5.String manipulation

This is not exactly Awk specific, but it is helpful to know how one can manipulate string fields.

Quite often, you have files with such names, that are alphabetically ordered and it is a bit tricky to put them in order again. Lets assume we have the following data in a file. The lines contain filenames that have common pattern and number that we are interested. Let's "extract" the alternating number i.e 1, 10, 123, ...

names.dat
H2O-1_1.res
H2O-1_10.res
H2O-1_123.res
H2O-1_21.res
H2O-1_44.res
H2O-1_5.res
H2O-1_7.res


One possible way, is by removing the pattern that remains unchanged. (BASH can do it as well, way easier with the file names than the lines in a file)

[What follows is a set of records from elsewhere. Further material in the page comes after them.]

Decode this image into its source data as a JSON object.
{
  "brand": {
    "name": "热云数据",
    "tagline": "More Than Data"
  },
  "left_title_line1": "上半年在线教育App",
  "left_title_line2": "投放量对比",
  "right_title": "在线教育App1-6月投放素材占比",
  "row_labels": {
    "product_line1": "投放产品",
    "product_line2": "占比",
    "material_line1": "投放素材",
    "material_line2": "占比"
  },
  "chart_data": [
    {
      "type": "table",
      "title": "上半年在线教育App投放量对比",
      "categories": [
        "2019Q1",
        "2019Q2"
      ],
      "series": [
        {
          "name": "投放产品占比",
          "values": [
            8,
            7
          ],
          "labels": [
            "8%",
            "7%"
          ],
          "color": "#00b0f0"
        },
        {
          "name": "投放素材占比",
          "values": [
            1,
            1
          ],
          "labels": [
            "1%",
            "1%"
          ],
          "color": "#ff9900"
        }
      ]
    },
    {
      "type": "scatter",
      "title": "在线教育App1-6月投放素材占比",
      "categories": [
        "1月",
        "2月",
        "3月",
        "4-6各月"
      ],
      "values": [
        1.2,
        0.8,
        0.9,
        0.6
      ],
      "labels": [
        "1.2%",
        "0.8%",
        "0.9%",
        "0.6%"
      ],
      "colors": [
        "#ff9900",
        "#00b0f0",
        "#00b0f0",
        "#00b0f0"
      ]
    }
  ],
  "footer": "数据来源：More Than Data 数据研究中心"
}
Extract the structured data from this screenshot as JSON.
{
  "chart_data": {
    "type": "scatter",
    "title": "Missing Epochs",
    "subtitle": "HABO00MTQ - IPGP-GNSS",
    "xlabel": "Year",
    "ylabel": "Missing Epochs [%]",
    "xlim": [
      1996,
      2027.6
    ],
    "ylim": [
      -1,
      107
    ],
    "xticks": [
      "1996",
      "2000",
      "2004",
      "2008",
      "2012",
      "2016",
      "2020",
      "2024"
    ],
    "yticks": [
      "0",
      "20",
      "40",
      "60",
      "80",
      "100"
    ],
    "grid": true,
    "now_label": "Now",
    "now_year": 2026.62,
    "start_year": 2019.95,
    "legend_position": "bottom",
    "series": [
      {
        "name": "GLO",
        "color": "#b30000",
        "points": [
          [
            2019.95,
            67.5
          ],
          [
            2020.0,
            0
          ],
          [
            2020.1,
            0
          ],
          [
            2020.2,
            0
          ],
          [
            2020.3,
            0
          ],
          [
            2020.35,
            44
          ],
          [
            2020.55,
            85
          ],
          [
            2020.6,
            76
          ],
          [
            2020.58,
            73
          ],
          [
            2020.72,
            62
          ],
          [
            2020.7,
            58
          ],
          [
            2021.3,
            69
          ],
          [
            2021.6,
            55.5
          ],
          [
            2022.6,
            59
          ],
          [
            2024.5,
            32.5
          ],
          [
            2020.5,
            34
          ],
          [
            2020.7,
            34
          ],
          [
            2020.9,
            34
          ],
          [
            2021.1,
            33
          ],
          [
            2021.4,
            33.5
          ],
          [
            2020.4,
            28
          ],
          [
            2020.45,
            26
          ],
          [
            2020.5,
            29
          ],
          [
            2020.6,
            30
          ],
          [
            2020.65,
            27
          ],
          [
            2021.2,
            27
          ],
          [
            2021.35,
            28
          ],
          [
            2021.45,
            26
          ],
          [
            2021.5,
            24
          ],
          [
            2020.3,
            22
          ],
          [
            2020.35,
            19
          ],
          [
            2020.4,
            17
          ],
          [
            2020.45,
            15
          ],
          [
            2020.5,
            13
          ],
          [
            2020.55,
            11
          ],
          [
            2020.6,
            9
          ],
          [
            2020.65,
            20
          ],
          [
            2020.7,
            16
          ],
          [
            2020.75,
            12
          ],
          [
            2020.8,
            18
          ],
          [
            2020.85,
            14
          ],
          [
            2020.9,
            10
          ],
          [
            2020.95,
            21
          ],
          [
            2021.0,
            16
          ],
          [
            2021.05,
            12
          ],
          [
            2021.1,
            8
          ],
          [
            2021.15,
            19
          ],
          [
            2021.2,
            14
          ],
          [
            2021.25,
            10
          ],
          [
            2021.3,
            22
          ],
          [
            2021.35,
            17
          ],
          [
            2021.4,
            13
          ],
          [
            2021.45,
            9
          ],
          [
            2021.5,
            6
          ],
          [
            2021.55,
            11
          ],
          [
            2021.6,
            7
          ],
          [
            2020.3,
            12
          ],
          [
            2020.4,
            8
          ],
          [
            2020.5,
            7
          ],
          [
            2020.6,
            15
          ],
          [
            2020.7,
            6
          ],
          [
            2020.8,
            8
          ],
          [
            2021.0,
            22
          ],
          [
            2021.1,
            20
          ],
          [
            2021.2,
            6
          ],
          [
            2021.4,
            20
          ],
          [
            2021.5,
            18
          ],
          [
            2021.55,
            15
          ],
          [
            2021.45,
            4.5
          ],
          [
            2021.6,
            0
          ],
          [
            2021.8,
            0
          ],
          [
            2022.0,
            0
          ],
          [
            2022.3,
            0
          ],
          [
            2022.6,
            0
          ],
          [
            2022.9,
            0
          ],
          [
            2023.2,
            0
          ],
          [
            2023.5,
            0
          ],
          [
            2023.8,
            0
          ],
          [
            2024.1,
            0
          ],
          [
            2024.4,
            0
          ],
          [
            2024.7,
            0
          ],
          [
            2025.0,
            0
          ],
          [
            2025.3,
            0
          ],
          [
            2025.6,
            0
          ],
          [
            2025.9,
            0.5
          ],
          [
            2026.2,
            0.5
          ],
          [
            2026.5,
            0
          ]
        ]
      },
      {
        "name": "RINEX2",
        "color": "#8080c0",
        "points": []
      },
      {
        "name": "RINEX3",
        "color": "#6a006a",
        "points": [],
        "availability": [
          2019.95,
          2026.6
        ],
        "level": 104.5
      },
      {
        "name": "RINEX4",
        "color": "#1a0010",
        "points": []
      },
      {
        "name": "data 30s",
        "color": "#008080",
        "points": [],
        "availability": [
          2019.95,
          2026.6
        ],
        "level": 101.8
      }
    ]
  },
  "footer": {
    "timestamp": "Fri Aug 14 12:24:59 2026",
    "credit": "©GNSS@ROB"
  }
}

$awk '{ gsub( "H2O-1_|.res", "" ,$1); print $1 }' names.dat  This is my preferred way, since it is rather easy to understand and modify. Another way, could be by using backreferences the way sed will do it. $ awk '{ print gensub(/H2O-1_(.*).res/,"\\1","g")}' names.dat


How about we fix the annoyance with the alphabetic sort by replacing 1 with 001, 5 with 005, 10 -> 010, etc.

$awk '{ gsub("H2O-1_|.res","",$1); printf("H2O-1_%03g.res\n", \$1) }' names.dat


H2O-1_001.res
H2O-1_010.res
H2O-1_123.res
H2O-1_021.res
H2O-1_044.res
H2O-1_005.res
H2O-1_007.res


Now one can pipe to sort and get them sorted. You can sort them in awk as well but the OVERHEAD does not worth the effort.

Have a look on other string manipulation functions in awk.
printf function is pretty much the same as in many other languages.